Bild: https://pixabay.com

Für viele Kritiker*innen am veganen Lebensstil ein gefundenes Fressen. Sie machten vegane Ernährungsweise für den tragischen Tod des Säuglings verantwortlich. Auch wenn das so nicht zutrifft, sondern die Eltern andere Motive im Hinterkopf hatten – das Bild blieb für viele Menschen im Kopf.

Vegane Ernährung sei gefährlich für Babies und (Klein-) Kinder oder führe zu Mangelerscheinungen.

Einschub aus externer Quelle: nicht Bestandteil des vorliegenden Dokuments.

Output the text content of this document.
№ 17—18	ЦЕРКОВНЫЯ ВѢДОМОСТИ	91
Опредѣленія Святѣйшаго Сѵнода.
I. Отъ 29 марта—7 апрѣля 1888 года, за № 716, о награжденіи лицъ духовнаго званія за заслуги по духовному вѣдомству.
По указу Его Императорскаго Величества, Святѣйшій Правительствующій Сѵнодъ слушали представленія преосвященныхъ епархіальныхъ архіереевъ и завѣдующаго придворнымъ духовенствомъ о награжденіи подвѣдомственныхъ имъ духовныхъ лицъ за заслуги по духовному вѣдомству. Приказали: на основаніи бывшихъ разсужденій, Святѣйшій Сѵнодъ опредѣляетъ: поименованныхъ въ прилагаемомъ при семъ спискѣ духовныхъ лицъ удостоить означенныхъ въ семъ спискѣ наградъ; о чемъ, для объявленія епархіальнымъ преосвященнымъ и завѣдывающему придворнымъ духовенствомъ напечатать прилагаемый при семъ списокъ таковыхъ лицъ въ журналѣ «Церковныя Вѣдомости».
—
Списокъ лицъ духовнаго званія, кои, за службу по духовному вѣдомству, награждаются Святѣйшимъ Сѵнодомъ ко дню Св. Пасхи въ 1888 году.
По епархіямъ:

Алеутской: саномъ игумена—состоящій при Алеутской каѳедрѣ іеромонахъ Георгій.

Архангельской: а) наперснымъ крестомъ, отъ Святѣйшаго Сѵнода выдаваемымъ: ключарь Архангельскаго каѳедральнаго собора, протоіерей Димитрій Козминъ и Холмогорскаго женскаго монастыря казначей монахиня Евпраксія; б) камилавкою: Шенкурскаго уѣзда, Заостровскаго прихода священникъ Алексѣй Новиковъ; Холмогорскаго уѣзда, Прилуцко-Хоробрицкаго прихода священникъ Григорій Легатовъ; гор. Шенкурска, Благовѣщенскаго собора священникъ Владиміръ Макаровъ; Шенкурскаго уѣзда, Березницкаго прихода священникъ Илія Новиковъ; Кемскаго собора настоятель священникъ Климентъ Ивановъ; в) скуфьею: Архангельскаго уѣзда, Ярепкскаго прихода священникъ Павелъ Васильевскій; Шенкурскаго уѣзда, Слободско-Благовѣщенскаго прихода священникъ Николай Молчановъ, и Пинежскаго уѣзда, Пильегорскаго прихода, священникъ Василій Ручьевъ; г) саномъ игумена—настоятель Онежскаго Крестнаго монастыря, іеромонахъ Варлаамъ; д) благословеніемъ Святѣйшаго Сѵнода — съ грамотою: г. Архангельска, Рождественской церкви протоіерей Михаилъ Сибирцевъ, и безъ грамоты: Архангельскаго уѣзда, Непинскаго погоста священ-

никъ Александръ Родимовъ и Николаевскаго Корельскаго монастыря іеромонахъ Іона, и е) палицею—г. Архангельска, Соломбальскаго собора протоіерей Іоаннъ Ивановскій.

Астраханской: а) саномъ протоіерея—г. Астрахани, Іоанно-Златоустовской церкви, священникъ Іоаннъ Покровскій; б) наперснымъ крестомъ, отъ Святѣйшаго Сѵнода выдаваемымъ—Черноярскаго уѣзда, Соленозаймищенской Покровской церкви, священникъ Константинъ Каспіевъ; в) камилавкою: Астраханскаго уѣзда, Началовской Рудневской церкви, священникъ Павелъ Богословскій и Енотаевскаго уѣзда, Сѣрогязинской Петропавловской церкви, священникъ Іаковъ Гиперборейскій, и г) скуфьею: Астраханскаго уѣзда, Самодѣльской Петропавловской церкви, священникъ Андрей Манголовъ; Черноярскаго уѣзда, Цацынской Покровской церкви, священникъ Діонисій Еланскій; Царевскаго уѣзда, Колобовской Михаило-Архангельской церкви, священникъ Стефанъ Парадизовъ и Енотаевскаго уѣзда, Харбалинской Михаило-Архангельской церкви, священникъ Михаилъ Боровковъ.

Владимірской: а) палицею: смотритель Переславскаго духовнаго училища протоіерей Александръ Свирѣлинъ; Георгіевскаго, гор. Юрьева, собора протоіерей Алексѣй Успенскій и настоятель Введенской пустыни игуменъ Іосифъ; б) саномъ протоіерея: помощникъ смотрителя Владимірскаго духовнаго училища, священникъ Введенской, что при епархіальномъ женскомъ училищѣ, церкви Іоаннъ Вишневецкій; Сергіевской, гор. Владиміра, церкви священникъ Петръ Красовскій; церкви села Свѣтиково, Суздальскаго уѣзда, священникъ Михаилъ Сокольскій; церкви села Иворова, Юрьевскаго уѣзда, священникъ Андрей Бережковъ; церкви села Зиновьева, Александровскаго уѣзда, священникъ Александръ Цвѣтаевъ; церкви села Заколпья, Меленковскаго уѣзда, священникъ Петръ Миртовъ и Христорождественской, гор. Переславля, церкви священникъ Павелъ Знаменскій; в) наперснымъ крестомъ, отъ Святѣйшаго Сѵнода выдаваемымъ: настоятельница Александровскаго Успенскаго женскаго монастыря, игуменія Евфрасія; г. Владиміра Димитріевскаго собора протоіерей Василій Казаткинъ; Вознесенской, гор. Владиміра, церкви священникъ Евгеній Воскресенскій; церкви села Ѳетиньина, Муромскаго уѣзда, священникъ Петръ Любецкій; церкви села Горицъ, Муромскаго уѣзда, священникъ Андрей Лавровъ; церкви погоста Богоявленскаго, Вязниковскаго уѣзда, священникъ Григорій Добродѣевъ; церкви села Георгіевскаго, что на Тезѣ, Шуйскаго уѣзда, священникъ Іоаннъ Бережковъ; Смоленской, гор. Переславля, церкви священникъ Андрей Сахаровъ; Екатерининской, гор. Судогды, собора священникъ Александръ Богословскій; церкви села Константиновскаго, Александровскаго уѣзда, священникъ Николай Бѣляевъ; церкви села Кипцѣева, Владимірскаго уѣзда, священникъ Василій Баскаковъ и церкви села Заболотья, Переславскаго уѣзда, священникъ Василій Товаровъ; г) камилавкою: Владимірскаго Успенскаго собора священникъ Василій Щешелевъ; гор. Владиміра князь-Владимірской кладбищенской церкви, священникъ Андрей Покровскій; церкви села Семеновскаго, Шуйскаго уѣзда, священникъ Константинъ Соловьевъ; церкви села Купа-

Für mich selbst wäre vegane Ernährung nix, auch wenn ich die Konsequenz sehr bewundere. Ich liebe guten Käse und Milchprodukte. Fleisch gibt es bei uns selten und wenn, dann achten wir auf eine gute Qualität, bzw. Biofleisch.

Trotzdem war ich neugierig. Wie geht eine vegan lebende Mutter damit um, wenn so ein stummer oder auch offen ausgesprochener Vorwurf im Raum steht? Eine liebe Bekannte von mir hat mir meine Fragen dazu beantwortet, hat aber darum gebeten, anonym bleiben zu können. Ich nenne sie hier Maria. Sie hat ein 8 Monate altes Baby.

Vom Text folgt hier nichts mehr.